French taxes. When cuts aren’t enough

Series Title
Series Details No.8445, 24.9.05
Publication Date 24/09/2005
ISSN 0013-0613
Content Type ,

Less to this than meets the eye

FRANCE'S president, Jacques Chirac, took power in 2002 on a pledge to cut income taxes by a third; so far, he's trimmed them by just 10%. So a move by Dominique de Villepin, his prime minister, to simplify France's tax bands and chop the top rate from 48% to 40% sounds impressive. The reality may be less so.

The decision to lower the top tax band was part of a broader overhaul announced last week by Thierry Breton, the finance minister. This will slash the number of income tax bands from six to four, with the lowest rate of 5.5% kicking in on income of €5,515 ($6,700), and a top rate of 40% on earnings of €65,559 or more. By capping the top rate at 40%, the change will make France level with Britain and milder than Germany. While these cuts will not be included in next week's 2006 budget, they will apply on earnings in 2006, taxable in 2007, a presidential election year. “This reform,” says Jean-Francois Cope, the budget minister, “will profoundly shake up the French fiscal landscape.”

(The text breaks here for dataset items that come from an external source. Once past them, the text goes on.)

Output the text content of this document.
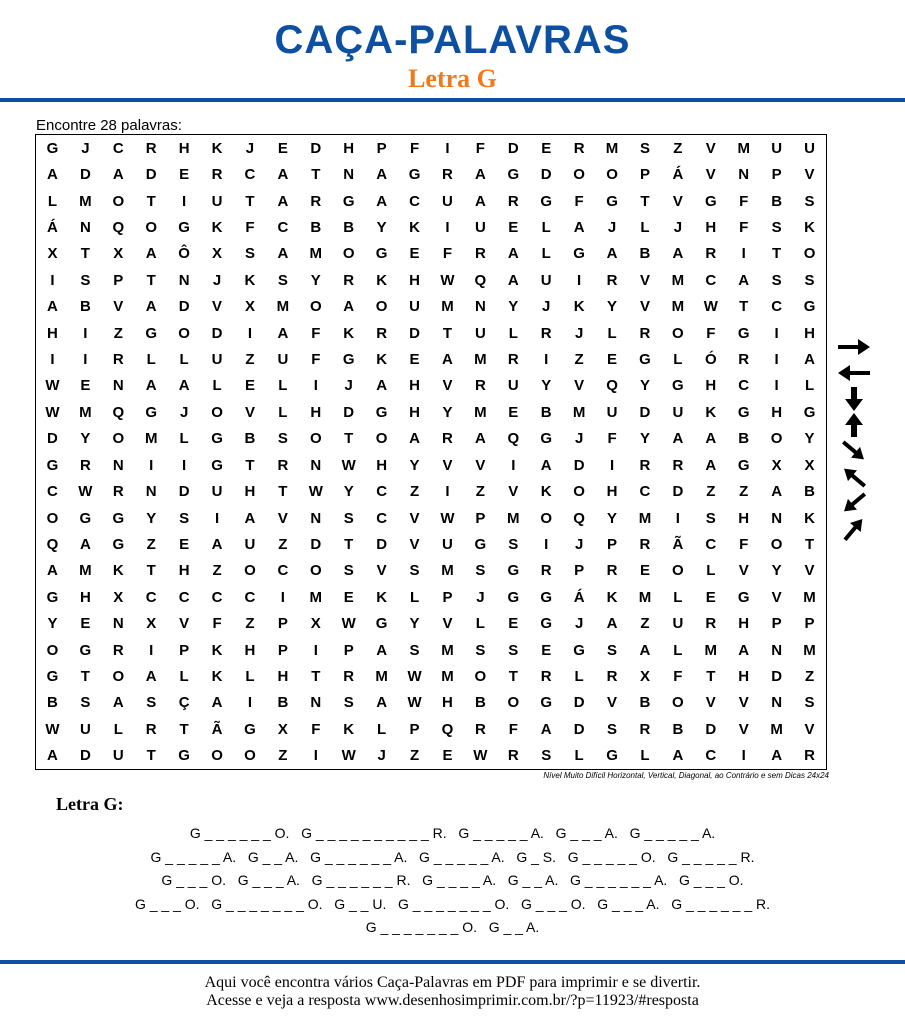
CAÇA-PALAVRAS
Letra G
Encontre 28 palavras:
G	J	C	R	H	K	J	E	D	H	P	F	I	F	D	E	R	M	S	Z	V	M	U	U
A	D	A	D	E	R	C	A	T	N	A	G	R	A	G	D	O	O	P	Á	V	N	P	V
L	M	O	T	I	U	T	A	R	G	A	C	U	A	R	G	F	G	T	V	G	F	B	S
Á	N	Q	O	G	K	F	C	B	B	Y	K	I	U	E	L	A	J	L	J	H	F	S	K
X	T	X	A	Ô	X	S	A	M	O	G	E	F	R	A	L	G	A	B	A	R	I	T	O
I	S	P	T	N	J	K	S	Y	R	K	H	W	Q	A	U	I	R	V	M	C	A	S	S
A	B	V	A	D	V	X	M	O	A	O	U	M	N	Y	J	K	Y	V	M	W	T	C	G
H	I	Z	G	O	D	I	A	F	K	R	D	T	U	L	R	J	L	R	O	F	G	I	H
I	I	R	L	L	U	Z	U	F	G	K	E	A	M	R	I	Z	E	G	L	Ó	R	I	A
W	E	N	A	A	L	E	L	I	J	A	H	V	R	U	Y	V	Q	Y	G	H	C	I	L
W	M	Q	G	J	O	V	L	H	D	G	H	Y	M	E	B	M	U	D	U	K	G	H	G
D	Y	O	M	L	G	B	S	O	T	O	A	R	A	Q	G	J	F	Y	A	A	B	O	Y
G	R	N	I	I	G	T	R	N	W	H	Y	V	V	I	A	D	I	R	R	A	G	X	X
C	W	R	N	D	U	H	T	W	Y	C	Z	I	Z	V	K	O	H	C	D	Z	Z	A	B
O	G	G	Y	S	I	A	V	N	S	C	V	W	P	M	O	Q	Y	M	I	S	H	N	K
Q	A	G	Z	E	A	U	Z	D	T	D	V	U	G	S	I	J	P	R	Ã	C	F	O	T
A	M	K	T	H	Z	O	C	O	S	V	S	M	S	G	R	P	R	E	O	L	V	Y	V
G	H	X	C	C	C	C	I	M	E	K	L	P	J	G	G	Á	K	M	L	E	G	V	M
Y	E	N	X	V	F	Z	P	X	W	G	Y	V	L	E	G	J	A	Z	U	R	H	P	P
O	G	R	I	P	K	H	P	I	P	A	S	M	S	S	E	G	S	A	L	M	A	N	M
G	T	O	A	L	K	L	H	T	R	M	W	M	O	T	R	L	R	X	F	T	H	D	Z
B	S	A	S	Ç	A	I	B	N	S	A	W	H	B	O	G	D	V	B	O	V	V	N	S
W	U	L	R	T	Ã	G	X	F	K	L	P	Q	R	F	A	D	S	R	B	D	V	M	V
A	D	U	T	G	O	O	Z	I	W	J	Z	E	W	R	S	L	G	L	A	C	I	A	R
Nível Muito Difícil Horizontal, Vertical, Diagonal, ao Contrário e sem Dicas 24x24
Letra G:
G _ _ _ _ _ _ O. G _ _ _ _ _ _ _ _ _ _ R. G _ _ _ _ _ A. G _ _ _ A. G _ _ _ _ _ A.
G _ _ _ _ _ A. G _ _ A. G _ _ _ _ _ _ A. G _ _ _ _ _ A. G _ S. G _ _ _ _ _ O. G _ _ _ _ _ R.
G _ _ _ O. G _ _ _ A. G _ _ _ _ _ _ R. G _ _ _ _ A. G _ _ A. G _ _ _ _ _ _ A. G _ _ _ O.
G _ _ _ O. G _ _ _ _ _ _ _ O. G _ _ U. G _ _ _ _ _ _ _ O. G _ _ _ O. G _ _ _ A. G _ _ _ _ _ _ R.
G _ _ _ _ _ _ _ O. G _ _ A.
Aqui você encontra vários Caça-Palavras em PDF para imprimir e se divertir.
Acesse e veja a resposta www.desenhosimprimir.com.br/?p=11923/#resposta
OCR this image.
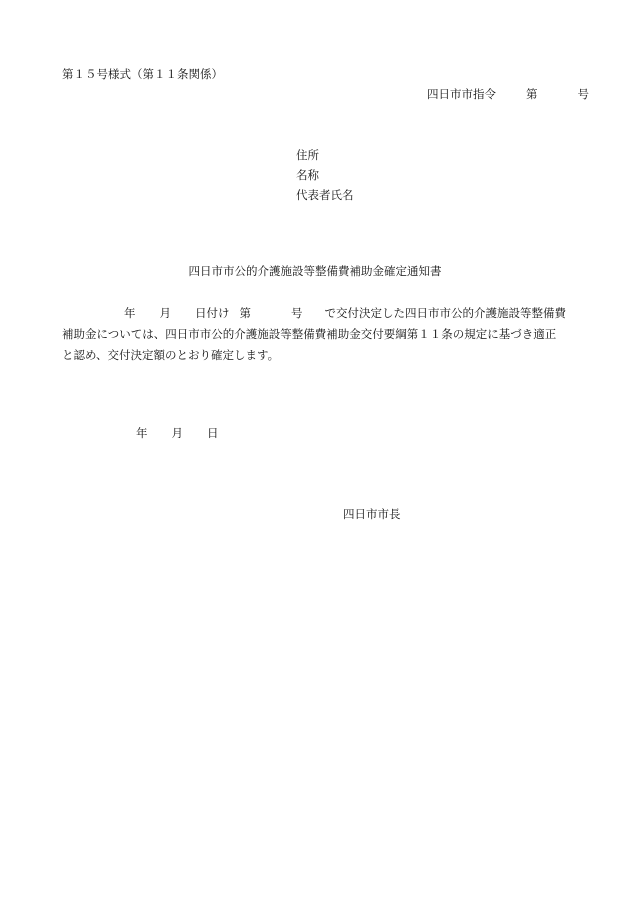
第１５号様式（第１１条関係）
四日市市指令	第	号
住所
名称
代表者氏名
四日市市公的介護施設等整備費補助金確定通知書
年 月 日付け 第	号 で交付決定した四日市市公的介護施設等整備費
補助金については、四日市市公的介護施設等整備費補助金交付要綱第１１条の規定に基づき適正
と認め、交付決定額のとおり確定します。
年 月 日
四日市市長
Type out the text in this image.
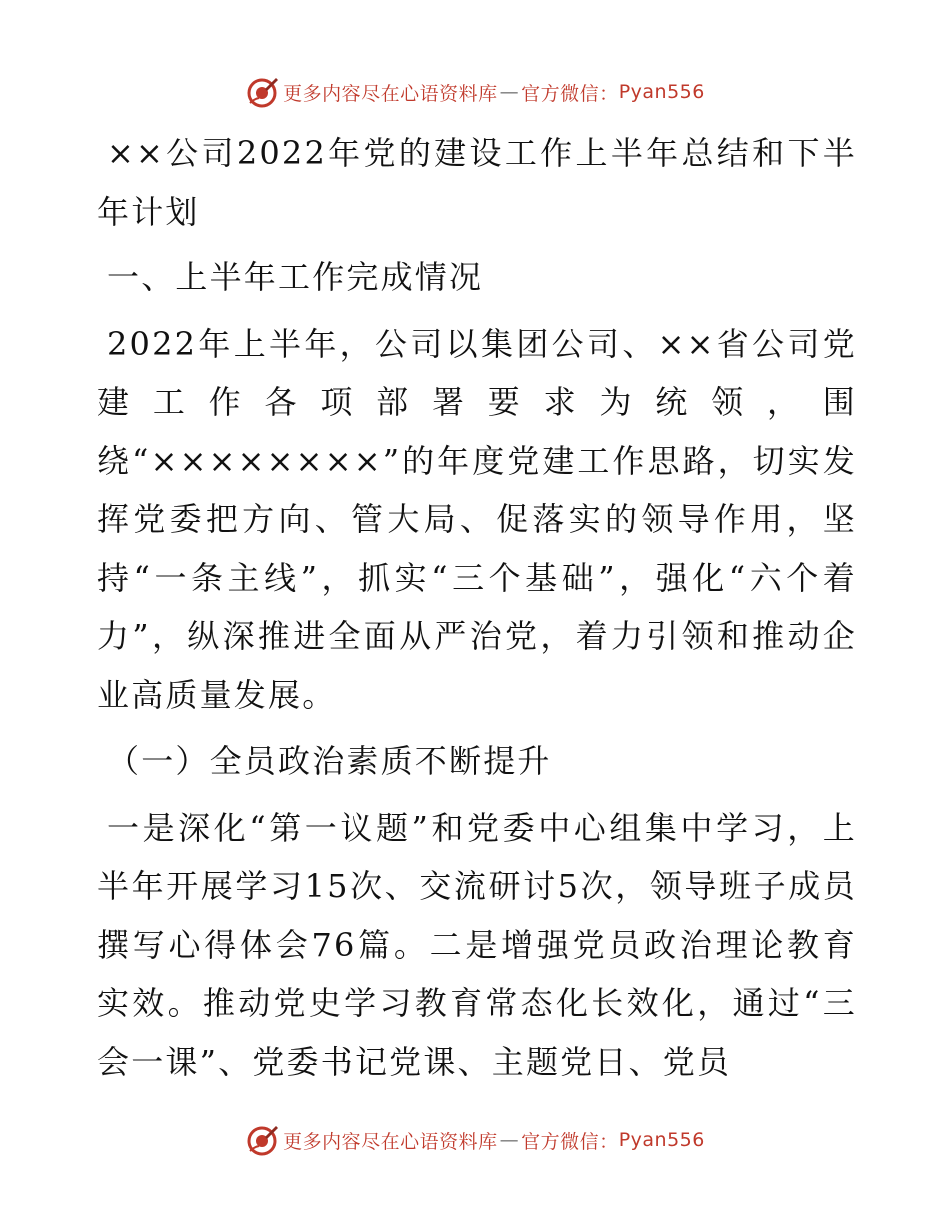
更多内容尽在心语资料库 — 官方微信： Pyan556

××公司2022年党的建设工作上半年总结和下半年计划

一、上半年工作完成情况

2022年上半年，公司以集团公司、××省公司党建工作各项部署要求为统领，围绕“××××××××”的年度党建工作思路，切实发挥党委把方向、管大局、促落实的领导作用，坚持“一条主线”，抓实“三个基础”，强化“六个着力”，纵深推进全面从严治党，着力引领和推动企业高质量发展。

（一）全员政治素质不断提升

一是深化“第一议题”和党委中心组集中学习，上半年开展学习15次、交流研讨5次，领导班子成员撰写心得体会76篇。二是增强党员政治理论教育实效。推动党史学习教育常态化长效化，通过“三会一课”、党委书记党课、主题党日、党员

更多内容尽在心语资料库 — 官方微信： Pyan556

Certainly, the tax plans are an improvement. For one thing, they clarify the structure. Not only will the tax bands be compressed, but a long list of over 400 tax-deductible expenses is also to be trimmed, with a per-household cap on the total paid. For another, the chief beneficiaries should be low-to-middle earners. More than 70% of the tax reductions, says the government, will go to households with income between €10,000 and €40,000. This reflects Mr de Villepin's plan to “make work pay” and discourage spongers.

Yet the plan fails in its other goals: to woo more investors and discourage tax exiles. For sure, cutting the top rate has symbolic value in a country where as recently as 2000, it was 54%. Yet, under France's arcane system, there is a tax exemption for 20% of earnings, so the effective top rate was never as high as the “48%” figure implies. This exemption will now end, so the net change may be marginal. “The aim is for nobody to be worse off,” says one official. “At worst, the effect for top earners should be neutral.”

Given the fiendish complexity of the French tax system, any effort to make it user-friendly should be welcome. But two problems remain. The first is that this reform touches only income tax, not the other host of contributions that choke the tax-payer. According to a study by theCercle d'Outre-Manche, a French business association in Britain, the average French pay-slip lists more than 40 deductions, compared with just two (tax and national insurance) in Britain. The government says it wants nobody's overall tax bill to exceed 60% of household income; but there is no plan to deal with this fragmentation, or to touch France's anomalous wealth tax.

The other question is the financing of the new tax cuts, which will cost €3.5 billion. Mr Breton says that they will be covered by the €4.5 billion of savings that he will secure by freezing the 2007 budget in volume terms. But public finances are already strained. This week Mr Breton admitted that the government's budget deficit for 2006 would be “in the order of 3%”, compared with a previous forecast of 2.7%. This year, the deficit will be kept to 3% only thanks to a windfall payment from EDF, the state energy company.

In short, amid all the talk of fiscal reform there is a big missing element: spending cuts, above all on the heavy state bureaucracy. For years, the government has vowed to take advantage of demographic change by replacing only one in two retiring civil servants. Yet this has never quite happened. The number replaced in 2004 and 2005? Roughly nine in ten.